The first steps toward politically rehabilitating the late primate were taken more than a year ago, when the reform-minded Communist leadership that has since transferred power to elected opponents denounced the show trial that cast Mindszenty as an enemy of the people.
Hungary's chief prosecutor concluded last year that the trial was solely political and evidence had been manufactured to secure conviction of one of Hungarian communism's most ardent critics.
With both his name and the path home cleared, Mindszenty has now embarked on the journey to a place where his followers hope he can rest in peace.
The fulfillment of his will was to begin last night with the exhumation of his coffin at Mariazell and the examination of his remains, according to Vatican procedures that envision eventual appeal for beatification.
A memorial Mass is planned at the Mariazell church on Thursday afternoon, and the convoy carrying Mindszenty's ashes gets under way from the Austrian burial ground at 6 a.m. Friday, in the care of Opilio Rossi, cardinal of Rome and papal legate, as well as Mindszenty's successor as Hungarian primate, Esztergom Bishop Laszlo Paskai.
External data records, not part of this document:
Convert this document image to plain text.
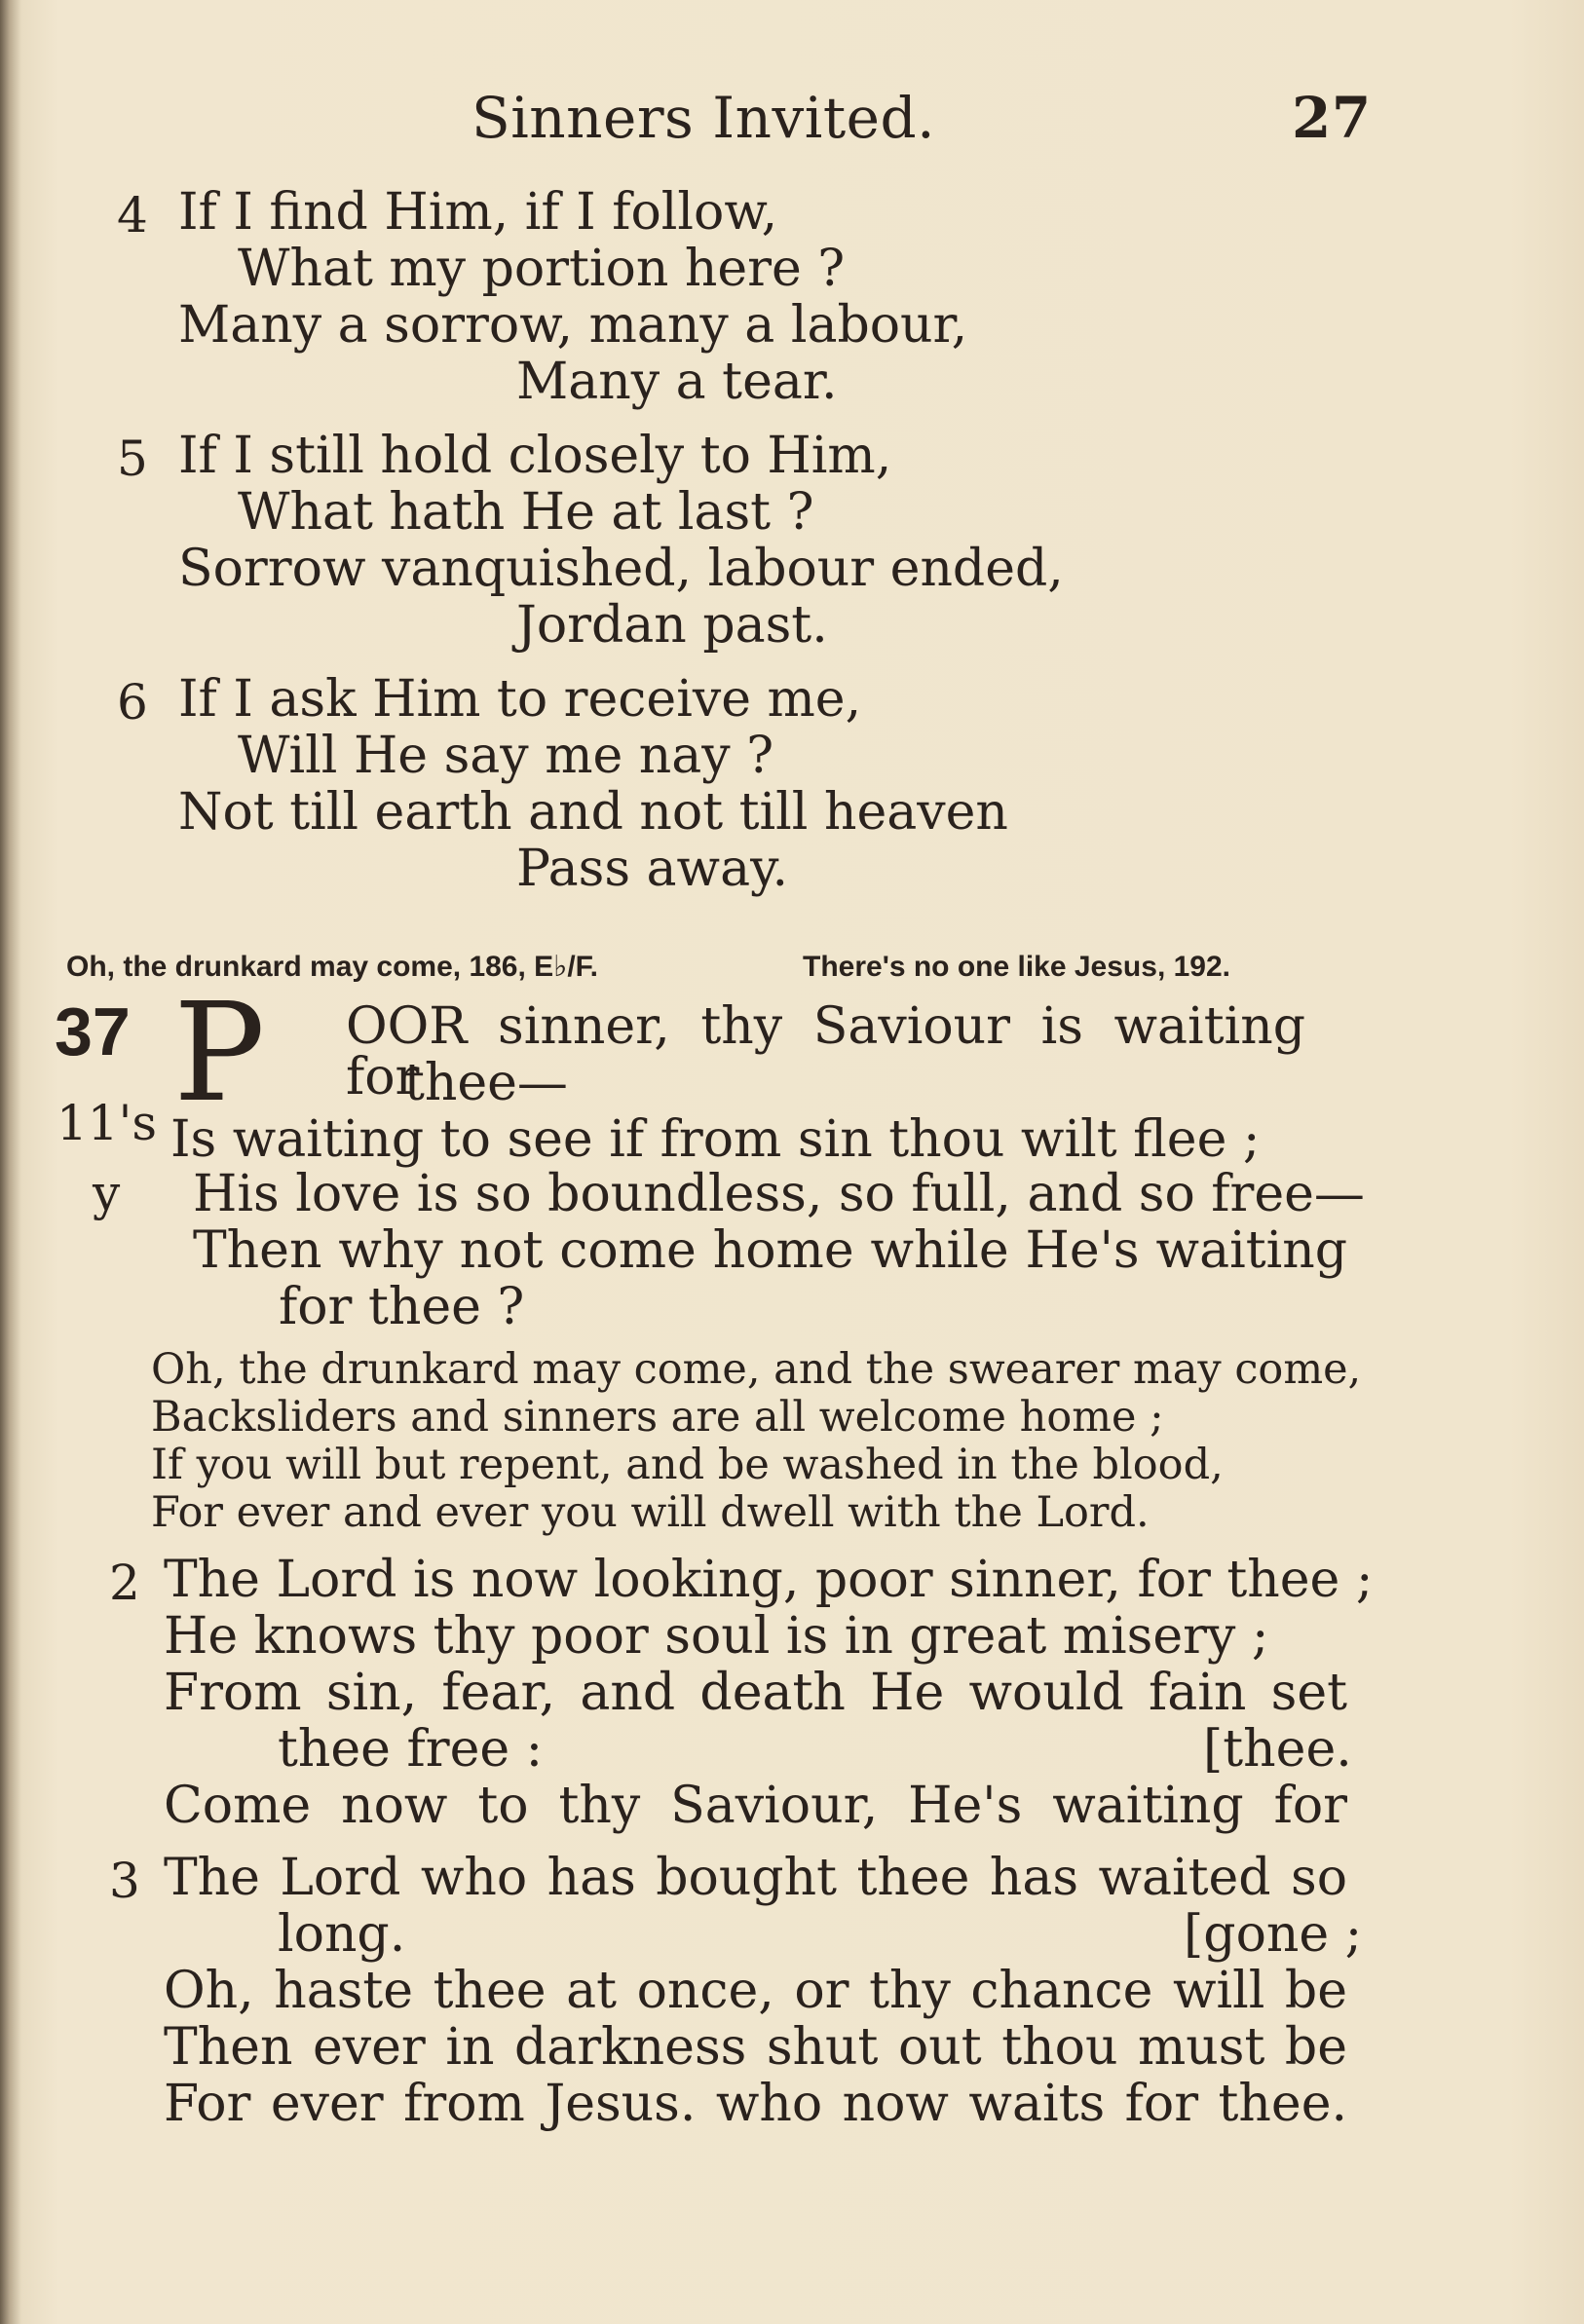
Sinners Invited.	27
4 If I find Him, if I follow,
What my portion here ?
Many a sorrow, many a labour,
Many a tear.
5 If I still hold closely to Him,
What hath He at last ?
Sorrow vanquished, labour ended,
Jordan past.
6 If I ask Him to receive me,
Will He say me nay ?
Not till earth and not till heaven
Pass away.
Oh, the drunkard may come, 186, E♭/F.	There's no one like Jesus, 192.
37
11's
y
P OOR sinner, thy Saviour is waiting for
thee—
Is waiting to see if from sin thou wilt flee ;
His love is so boundless, so full, and so free—
Then why not come home while He's waiting
for thee ?
Oh, the drunkard may come, and the swearer may come,
Backsliders and sinners are all welcome home ;
If you will but repent, and be washed in the blood,
For ever and ever you will dwell with the Lord.
2 The Lord is now looking, poor sinner, for thee ;
He knows thy poor soul is in great misery ;
From sin, fear, and death He would fain set
thee free :	[thee.
Come now to thy Saviour, He's waiting for
3 The Lord who has bought thee has waited so
long.	[gone ;
Oh, haste thee at once, or thy chance will be
Then ever in darkness shut out thou must be
For ever from Jesus. who now waits for thee.
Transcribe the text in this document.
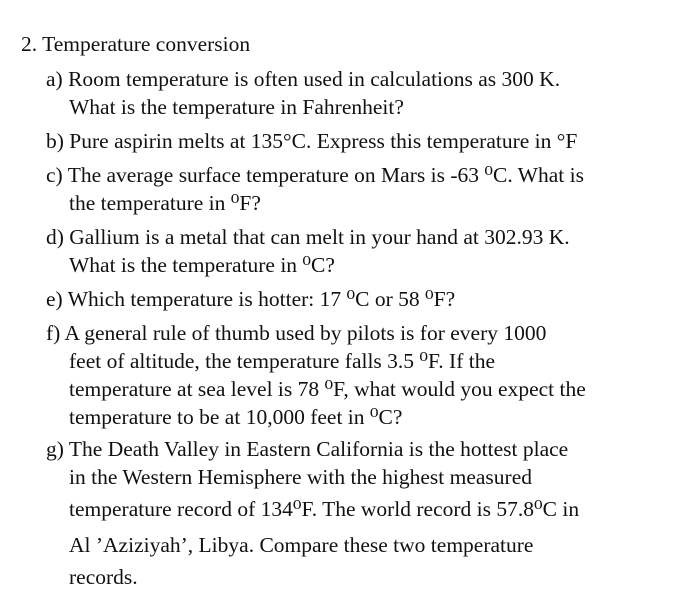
2. Temperature conversion
a) Room temperature is often used in calculations as 300 K.
What is the temperature in Fahrenheit?
b) Pure aspirin melts at 135°C. Express this temperature in °F
c) The average surface temperature on Mars is -63 ⁰C. What is
the temperature in ⁰F?
d) Gallium is a metal that can melt in your hand at 302.93 K.
What is the temperature in ⁰C?
e) Which temperature is hotter: 17 ⁰C or 58 ⁰F?
f) A general rule of thumb used by pilots is for every 1000
feet of altitude, the temperature falls 3.5 ⁰F. If the
temperature at sea level is 78 ⁰F, what would you expect the
temperature to be at 10,000 feet in ⁰C?
g) The Death Valley in Eastern California is the hottest place
in the Western Hemisphere with the highest measured
temperature record of 134⁰F. The world record is 57.8⁰C in
Al ’Aziziyah’, Libya. Compare these two temperature
records.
The procession halts at the Austrian-Hungarian border at midday Friday for a ceremonial handing over of the cardinal's remains.
The funereal entourage will be met at Esztergom in time for a 5 p.m. devotion for the cardinal, with funeral services at 10:30 a.m. Saturday expected to draw at least 60,000.
Mindszenty will be laid to rest at the 19th-Century cathedral overlooking the Danube, home at last and finally triumphant in the struggle for religious freedom that eluded him in life.
While Mindszenty is still revered by Hungarians old enough to remember the turbulent times leading up to 1956, four decades of communism has distorted his image among the nation's young. Many find it difficult to understand what their elders see as an important rectifying of the mistakes of the past.
Sandor Vekas, who was only 4 years old during the Hungarian uprising, sees Mindszenty's return as a necessary show of respect for a man who devoted his life to the fight for freedom.
"It's a sad aspect of Hungarian history that we can only pay tribute to dead people," the 39-year-old engineer observed. "I hope to live in a country where people are given the recognition they deserve while they are still alive."